There’s a lot more to Mary Beth Peil than her elegant stage presence in musicals and maternal roles in TV's The Good Wife and Dawson’s Creek. Peil spent two decades as an opera singer, appearing at the Met and many other companies. Musicals theater was a natural transition, but Peil has also pursued challenging roles in plays, including her current stint juggling four characters in Bruce Norris’ Domesticated at Lincoln Center Theater. For her Role Call, the gorgeous and gracious Peil chose productions from every stage of her long and successful career.
Role That Inspired Me to Do Musicals
“I sang opera for 20 years, and I always felt most comfortable with directors who also worked in the theater. When I was cast in Summer and Smoke [1971, as Alma Winemiller; St. Paul Opera], Lee Hoiby and Lanford Wilson’s version of the Tennessee Williams play, it was a foreshadowing of my move into theater. I didn’t know the play or the character—I didn’t know theater at all, because I had starting singing opera professionally at 22. Alma was full of sensuality but was terrified of what would happen if she allowed herself to feel that. Like a lot of Williams women, she was on the edge of too much passion, too much appetite. This was the production that gave me the courage to leave the opera world and made me feel I had the ‘stuff’ to do theater.”
Role That Was the Most Life-Changing
“I was reluctant to tell my opera mentors I had been cast in The King and I [1985, as Anna Leonowens; Best Featured Actress Tony nomination] but a lot of them said, ‘We always knew this would happen.’ From the beginning, I felt so free from the striving for perfection one has in the opera world. In music theater, it’s not about perfection, it’s more about truth. I had heard stories that Yul Brynner could be a cruel taskmaster, but he was heaven to work with. I think he was respectful of the world I came from, and he was aware of his own mortality. We worked together in the last two years of his life, when he was very ill, and that colored everything. I learned so much about stagecraft from doing that show. I had never used a microphone in my life! It was a real life-changer.”
Role That Is the Least Like Me
“People feel very strongly about Jackie [Florrick, mother of Governor-elect Peter Florrick] in The Good Wife. I can’t tell you how many people have said to me, ‘You’re the one we love to hate.’ And that makes me so happy! It would be very hurtful if they were saying it about me, but I understand why they say it about her. Jackie is manipulative and narrow-minded, but I’ve tried to find reasons for that. She loves her son [played by Chris Noth] and those grandchildren, and the world is moving too fast for her. There’s a lot of resentment at not having been her own person, and the repression she felt from her marriage. I love the look we found for her; it’s sort of iconic, and yet not really a caricature because I see women like her everywhere.”

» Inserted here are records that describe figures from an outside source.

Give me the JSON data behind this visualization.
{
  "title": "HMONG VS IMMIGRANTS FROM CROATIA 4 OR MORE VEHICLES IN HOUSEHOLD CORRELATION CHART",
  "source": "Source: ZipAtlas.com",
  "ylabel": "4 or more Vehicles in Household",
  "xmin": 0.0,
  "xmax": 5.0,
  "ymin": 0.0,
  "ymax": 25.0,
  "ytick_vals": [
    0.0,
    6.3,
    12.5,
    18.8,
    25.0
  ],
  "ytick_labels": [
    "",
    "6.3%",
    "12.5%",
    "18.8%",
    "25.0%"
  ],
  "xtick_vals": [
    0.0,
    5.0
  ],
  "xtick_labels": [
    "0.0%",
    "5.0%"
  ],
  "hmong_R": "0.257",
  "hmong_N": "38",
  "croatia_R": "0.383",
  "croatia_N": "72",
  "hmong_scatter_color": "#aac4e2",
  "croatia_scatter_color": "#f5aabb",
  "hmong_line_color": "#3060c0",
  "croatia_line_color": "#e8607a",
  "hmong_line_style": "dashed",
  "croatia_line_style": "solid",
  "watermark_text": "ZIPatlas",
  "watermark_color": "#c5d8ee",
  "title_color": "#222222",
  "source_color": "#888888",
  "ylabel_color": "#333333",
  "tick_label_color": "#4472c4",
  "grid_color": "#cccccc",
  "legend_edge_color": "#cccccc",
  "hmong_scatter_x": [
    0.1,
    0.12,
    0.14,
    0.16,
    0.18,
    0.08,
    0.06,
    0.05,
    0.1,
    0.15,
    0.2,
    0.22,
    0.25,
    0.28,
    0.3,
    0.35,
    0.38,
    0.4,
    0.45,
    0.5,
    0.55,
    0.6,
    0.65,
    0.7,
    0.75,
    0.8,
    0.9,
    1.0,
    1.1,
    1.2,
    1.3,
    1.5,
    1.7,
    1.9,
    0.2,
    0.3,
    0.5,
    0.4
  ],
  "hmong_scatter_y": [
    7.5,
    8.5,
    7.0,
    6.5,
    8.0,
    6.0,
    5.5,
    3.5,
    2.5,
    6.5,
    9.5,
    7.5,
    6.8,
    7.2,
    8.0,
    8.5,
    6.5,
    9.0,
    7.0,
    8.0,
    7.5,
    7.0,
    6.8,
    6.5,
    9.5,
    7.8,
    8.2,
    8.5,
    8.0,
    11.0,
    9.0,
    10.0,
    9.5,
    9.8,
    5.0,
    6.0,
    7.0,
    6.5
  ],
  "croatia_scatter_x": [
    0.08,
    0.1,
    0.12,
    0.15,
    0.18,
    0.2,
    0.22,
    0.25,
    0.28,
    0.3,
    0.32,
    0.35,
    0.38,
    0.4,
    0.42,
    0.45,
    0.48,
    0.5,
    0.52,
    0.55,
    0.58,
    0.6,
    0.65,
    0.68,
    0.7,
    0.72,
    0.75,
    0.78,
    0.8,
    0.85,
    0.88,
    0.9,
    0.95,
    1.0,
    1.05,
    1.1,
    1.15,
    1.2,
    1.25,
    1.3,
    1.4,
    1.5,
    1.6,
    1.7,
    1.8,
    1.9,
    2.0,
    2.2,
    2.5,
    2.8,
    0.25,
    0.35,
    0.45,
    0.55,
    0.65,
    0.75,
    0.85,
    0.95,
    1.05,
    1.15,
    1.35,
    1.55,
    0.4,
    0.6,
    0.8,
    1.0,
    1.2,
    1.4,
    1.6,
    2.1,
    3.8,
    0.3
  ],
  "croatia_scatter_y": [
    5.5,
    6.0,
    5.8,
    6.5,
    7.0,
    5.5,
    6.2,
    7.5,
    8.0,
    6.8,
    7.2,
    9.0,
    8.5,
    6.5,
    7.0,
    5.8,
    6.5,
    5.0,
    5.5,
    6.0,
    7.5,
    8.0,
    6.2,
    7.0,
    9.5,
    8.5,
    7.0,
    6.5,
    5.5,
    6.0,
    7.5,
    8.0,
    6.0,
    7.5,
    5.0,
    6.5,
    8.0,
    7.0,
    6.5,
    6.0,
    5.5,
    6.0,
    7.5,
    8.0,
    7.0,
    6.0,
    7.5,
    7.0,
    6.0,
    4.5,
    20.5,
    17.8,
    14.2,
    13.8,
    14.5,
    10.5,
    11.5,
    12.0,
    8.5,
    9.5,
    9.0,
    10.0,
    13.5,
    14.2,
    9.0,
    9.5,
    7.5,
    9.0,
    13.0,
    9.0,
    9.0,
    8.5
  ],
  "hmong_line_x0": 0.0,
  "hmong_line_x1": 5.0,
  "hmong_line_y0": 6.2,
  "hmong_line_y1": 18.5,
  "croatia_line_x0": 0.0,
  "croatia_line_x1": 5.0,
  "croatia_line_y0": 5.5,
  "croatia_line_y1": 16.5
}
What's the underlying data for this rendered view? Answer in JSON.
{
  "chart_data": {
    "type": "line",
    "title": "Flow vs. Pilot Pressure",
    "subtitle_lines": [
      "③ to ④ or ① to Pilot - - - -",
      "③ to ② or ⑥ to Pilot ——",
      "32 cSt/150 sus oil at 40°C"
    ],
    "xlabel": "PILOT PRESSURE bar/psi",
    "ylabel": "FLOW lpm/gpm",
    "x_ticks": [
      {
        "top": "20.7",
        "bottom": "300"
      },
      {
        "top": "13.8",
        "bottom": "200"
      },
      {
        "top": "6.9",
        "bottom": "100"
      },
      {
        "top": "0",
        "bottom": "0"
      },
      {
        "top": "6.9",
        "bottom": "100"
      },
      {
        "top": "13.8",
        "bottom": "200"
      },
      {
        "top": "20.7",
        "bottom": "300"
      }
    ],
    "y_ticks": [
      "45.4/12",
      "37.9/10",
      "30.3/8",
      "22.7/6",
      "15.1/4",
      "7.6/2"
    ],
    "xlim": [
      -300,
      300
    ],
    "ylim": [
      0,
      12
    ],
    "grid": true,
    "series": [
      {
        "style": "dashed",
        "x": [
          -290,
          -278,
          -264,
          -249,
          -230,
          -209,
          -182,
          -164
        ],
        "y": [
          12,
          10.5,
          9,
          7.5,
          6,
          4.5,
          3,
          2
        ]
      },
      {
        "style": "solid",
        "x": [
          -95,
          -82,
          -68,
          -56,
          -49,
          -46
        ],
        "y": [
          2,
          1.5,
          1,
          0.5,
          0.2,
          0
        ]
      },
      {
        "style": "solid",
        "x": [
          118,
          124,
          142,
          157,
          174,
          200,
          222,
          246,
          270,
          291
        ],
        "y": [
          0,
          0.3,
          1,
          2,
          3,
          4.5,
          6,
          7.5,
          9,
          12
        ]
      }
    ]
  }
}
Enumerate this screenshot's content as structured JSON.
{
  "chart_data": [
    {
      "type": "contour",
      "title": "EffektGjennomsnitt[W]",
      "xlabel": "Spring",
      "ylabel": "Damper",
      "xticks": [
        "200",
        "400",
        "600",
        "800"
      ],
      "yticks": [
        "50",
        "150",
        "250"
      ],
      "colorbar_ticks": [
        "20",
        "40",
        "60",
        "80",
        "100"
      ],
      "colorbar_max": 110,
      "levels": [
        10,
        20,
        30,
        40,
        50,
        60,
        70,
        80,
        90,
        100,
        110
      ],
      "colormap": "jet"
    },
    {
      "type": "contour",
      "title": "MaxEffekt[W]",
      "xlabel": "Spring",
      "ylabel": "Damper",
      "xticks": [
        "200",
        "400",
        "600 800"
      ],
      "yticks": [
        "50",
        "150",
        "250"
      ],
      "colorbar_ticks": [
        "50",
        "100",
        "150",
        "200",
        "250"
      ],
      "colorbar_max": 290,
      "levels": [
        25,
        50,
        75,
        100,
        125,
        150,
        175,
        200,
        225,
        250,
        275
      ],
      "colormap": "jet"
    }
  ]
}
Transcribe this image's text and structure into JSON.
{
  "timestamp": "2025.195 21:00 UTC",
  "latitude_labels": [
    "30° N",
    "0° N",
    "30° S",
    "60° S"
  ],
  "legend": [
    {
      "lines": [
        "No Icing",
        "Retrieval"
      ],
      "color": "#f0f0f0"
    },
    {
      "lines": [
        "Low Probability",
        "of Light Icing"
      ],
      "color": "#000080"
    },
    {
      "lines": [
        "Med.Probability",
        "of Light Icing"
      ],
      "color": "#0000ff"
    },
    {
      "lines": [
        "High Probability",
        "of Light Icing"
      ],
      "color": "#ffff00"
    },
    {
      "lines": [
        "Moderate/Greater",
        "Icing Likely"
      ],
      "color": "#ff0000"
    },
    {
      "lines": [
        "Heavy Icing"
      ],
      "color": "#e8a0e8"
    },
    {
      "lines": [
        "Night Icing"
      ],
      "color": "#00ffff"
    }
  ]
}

Roles That Were the Most Gratifying
“I want to mention all of the Sondheim musicals I’ve been fortunate enough to do: Follies [2011, as Solange LaFitte, left] and Sunday in the Park With George [2008, as Old Lady and Blair Daniels] on Broadway; Sweeney Todd at Paper Mill Playhouse [1992] and the Kennedy Center [2002] in my favorite part, the Beggar Woman; Assassins [1993, as Sara Jane Moore] at San Jose Civic Light Opera; and Desiree in A Little Night Music [1988] at a New York company that’s no longer around. Sondheim is a genius, of course, and it doesn’t get any better than having him in the rehearsal room. His ability to marry theater and music and brain and heart is so challenging and rewarding for an actor. I don’t care if you’re in the ensemble, if you have a tiny part or a huge part, it’s just so enriching.”
Role That Was the Most Challenging
“My most challenging stage role—and one I would love to revisit—was in Mary Zimmerman’s M. Proust [2006, as Celeste Albaret; Chicago’s About Face Theatre]. It’s a one-woman show about Marcel Proust’s housekeeper during the last 10 years of his life. He would come home from these outrageous parties and salons refine his storytelling by acting out all the characters he met for her. She never spoke about him for 50 years, until people started writing books about his sexual perversities. At that point, she granted an interview to a Parisian journalist and spent a couple of months telling him everything she knew. The audience becomes the journalist, and in 90 minutes, I played Celeste, Proust and all the characters in the books he wrote. It was an amazing challenge.”
Role I Wish More People Had Seen
“The Morini Strad [2012, as Erica, Primary Stages] was a wonderful match with my classical music training. [Willy Holtzman’s play] was the true story of a Stradivarius violin that got stolen, was never found and is still on the FBI’s top 10 list of missing pieces of art. Erica Morini was a child prodigy at the violin and grew up to become a teacher. The play was as much a story about the tragedy of this violin as it was about my character. Both this one and Celeste in M. Proust are parts that I could—and hopefully will—do again, because I will never be too old for them!”